Надя рассмеялась, чем еще сильнее ввела меня в смущение.
— Входите, входите, Метелин, — поднялся из-за сто-
ла навстречу с полосами в руках Калитин. Он подтянут и заправлен, в его голосе нет ничего, что могло бы смутить. — Плохо вы знаете Надю, — ухмыльнулся он. — Это для вас она в мгновение ока разоблачилась, едва я сказал, что вы вот-вот нагрянете. Решила поглядеть, как вы будете вести себя при этом.
— А я переступил порог и думаю, — рассмеялся я во весь голос, — первая и вторая древнейшие профессии наконец соединились.
— Фу, как вы грубы! — Надя сморщила нос и, сунув ноги в валенки, спрыгнула с топчана, встала рядом. — Впрочем, иного от вас и ждать не приходится.— И тут же спросила: — Метелин, неужели вы не находите во мне ничего, что бы могло увлечь вас?
Глаза, ее поза, вся она — воплощение соблазнительной искренности. Одной рукой обхватив шею Калитина и прильнув к его плечу головой, не спускала с меня зазывных восхитительных глаз:
— Неужели, Метелин, вы ничего не находите? — повторила она свой коварный вопрос.
— Я бы утратил чувство юмора, если бы сказал вам правду.
Надя тихо засмеялась.
— Все ясно. Женщина никогда не должна знать правды, ни хорошей, ни дурной.
— Но на практике всегда выходит наоборот, — вмешался Калитин.
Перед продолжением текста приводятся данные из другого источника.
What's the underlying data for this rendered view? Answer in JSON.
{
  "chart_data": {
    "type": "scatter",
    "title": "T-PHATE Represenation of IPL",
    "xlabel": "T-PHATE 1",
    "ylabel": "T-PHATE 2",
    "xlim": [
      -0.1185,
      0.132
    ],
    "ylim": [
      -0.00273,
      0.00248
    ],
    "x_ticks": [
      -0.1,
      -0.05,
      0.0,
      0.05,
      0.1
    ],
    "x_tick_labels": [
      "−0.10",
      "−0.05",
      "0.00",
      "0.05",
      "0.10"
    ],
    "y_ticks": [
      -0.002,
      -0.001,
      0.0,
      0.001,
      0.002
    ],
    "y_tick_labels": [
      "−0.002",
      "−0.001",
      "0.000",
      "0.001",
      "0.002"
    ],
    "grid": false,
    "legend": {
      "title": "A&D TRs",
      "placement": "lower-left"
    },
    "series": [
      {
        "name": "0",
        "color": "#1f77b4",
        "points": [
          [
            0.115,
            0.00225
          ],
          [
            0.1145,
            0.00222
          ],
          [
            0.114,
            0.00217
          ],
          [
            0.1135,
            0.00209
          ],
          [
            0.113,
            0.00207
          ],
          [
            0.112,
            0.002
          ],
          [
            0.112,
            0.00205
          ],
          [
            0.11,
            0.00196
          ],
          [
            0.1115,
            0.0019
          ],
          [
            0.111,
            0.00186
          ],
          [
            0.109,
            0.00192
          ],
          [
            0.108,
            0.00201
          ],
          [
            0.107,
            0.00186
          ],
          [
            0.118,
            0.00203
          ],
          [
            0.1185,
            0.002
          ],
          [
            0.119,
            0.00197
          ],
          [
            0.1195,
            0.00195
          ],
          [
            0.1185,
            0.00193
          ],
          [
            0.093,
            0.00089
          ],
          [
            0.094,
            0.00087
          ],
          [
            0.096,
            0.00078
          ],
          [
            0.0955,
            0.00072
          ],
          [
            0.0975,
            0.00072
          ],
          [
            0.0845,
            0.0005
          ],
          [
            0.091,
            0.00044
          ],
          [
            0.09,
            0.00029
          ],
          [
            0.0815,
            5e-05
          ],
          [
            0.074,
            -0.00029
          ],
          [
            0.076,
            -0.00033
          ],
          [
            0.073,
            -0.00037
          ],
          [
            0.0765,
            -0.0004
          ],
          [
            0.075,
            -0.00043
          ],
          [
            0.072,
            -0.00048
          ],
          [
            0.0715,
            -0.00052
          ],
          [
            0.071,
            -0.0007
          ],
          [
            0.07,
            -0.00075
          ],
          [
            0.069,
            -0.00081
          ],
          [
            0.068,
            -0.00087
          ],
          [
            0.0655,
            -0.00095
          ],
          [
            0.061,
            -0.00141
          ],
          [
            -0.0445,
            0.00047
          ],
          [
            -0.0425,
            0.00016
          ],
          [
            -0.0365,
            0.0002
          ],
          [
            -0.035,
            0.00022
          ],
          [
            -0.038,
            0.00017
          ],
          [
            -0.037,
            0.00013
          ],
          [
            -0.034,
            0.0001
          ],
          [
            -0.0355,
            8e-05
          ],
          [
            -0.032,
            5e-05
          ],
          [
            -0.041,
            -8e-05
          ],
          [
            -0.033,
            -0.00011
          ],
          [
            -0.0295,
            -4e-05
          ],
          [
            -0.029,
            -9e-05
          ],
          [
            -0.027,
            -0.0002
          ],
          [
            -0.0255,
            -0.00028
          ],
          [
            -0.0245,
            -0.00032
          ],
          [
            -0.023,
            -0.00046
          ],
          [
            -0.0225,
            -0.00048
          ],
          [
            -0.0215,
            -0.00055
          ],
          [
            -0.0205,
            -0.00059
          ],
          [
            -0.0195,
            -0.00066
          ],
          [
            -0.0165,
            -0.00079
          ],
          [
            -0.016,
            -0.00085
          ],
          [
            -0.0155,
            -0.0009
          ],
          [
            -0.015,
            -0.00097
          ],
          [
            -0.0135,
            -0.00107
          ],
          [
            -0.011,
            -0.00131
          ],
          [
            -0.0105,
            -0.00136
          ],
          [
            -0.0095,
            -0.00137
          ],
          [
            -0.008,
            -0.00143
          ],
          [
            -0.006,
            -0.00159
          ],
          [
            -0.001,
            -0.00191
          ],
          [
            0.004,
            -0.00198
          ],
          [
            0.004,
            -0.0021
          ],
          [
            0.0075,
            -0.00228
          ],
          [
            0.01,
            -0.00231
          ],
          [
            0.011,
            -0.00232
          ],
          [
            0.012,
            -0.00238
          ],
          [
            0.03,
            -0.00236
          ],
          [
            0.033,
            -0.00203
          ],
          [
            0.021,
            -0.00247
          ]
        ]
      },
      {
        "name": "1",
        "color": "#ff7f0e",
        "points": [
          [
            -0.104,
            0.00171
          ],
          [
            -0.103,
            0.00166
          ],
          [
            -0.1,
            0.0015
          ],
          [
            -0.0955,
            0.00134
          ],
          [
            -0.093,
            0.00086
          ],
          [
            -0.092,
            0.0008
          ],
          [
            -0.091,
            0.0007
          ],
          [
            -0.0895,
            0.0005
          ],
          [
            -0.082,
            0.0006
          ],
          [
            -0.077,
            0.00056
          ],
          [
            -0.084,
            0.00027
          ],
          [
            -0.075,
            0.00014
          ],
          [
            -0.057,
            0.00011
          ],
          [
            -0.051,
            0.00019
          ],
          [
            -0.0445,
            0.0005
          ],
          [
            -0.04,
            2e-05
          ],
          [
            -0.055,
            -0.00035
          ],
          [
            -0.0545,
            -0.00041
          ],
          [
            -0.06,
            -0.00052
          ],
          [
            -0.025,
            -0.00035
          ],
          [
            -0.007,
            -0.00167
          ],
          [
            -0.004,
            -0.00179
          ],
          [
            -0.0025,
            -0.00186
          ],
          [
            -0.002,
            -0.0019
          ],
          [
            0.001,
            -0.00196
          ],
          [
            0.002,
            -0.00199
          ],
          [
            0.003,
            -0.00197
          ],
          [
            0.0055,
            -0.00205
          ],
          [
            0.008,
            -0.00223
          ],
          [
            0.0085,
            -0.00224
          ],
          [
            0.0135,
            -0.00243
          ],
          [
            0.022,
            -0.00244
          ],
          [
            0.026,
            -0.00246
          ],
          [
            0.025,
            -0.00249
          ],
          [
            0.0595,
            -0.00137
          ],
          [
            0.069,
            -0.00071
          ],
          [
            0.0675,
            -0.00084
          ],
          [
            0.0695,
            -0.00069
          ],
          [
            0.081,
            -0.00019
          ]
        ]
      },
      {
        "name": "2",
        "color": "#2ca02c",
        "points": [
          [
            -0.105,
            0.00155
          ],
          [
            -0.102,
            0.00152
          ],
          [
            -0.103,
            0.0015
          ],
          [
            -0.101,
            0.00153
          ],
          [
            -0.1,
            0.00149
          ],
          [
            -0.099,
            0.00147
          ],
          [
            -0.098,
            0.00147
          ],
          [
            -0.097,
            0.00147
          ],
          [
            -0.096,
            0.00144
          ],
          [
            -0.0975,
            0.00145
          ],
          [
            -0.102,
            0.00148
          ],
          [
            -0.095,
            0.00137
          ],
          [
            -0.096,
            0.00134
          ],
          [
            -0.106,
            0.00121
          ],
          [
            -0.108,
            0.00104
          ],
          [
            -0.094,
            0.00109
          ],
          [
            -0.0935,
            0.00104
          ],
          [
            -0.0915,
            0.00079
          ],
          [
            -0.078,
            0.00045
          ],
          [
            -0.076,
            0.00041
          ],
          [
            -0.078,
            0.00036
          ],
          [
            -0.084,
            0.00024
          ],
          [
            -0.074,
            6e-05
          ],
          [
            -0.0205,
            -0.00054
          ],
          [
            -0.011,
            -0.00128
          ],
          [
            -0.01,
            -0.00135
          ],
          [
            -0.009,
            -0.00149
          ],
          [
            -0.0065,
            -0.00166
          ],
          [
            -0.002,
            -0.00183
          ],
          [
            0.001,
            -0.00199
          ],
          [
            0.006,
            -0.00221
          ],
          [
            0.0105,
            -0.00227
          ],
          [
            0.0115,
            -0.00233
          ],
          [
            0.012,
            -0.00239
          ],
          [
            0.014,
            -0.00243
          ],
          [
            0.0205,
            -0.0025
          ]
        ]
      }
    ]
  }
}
И легонько отстранил от себя Надю, чтобы передать полосы в типографию. — Вы, женщины, ее всегда знаете, а нам вместо нее преподносите кукиш. Который, кстати, мы всегда принимаем за сущую правду. — И вышел.
— Я люблю его, — сказала Надя.
– Зачем же вы морочите голову мне и дразните его?
— Отвернитесь лучше, я буду обуваться. — Она взяла меня за плечи, повернула лицом к стенке.
Минуты через три вернулся Калитин.
— O-o-o! воскликнул он. — Вас уже поставили в угол? — и засмеялся. — Проштрафились? Другого от вас нельзя было и ожидать.
Калитин в присутствии Нади был внутренне собран, подтянут и душевен. Как-то все в нем было ярче. Трудно определить, сколько Калитину лет. Его спортивной форме и неиссякаемой бодрости духа можно позавидовать.
Надя чувствовала, что своим появлением что-то привнесла в его жизнь, отчего этот и без того красивый человек стал еще лучше, и, может быть, любила в нем себя.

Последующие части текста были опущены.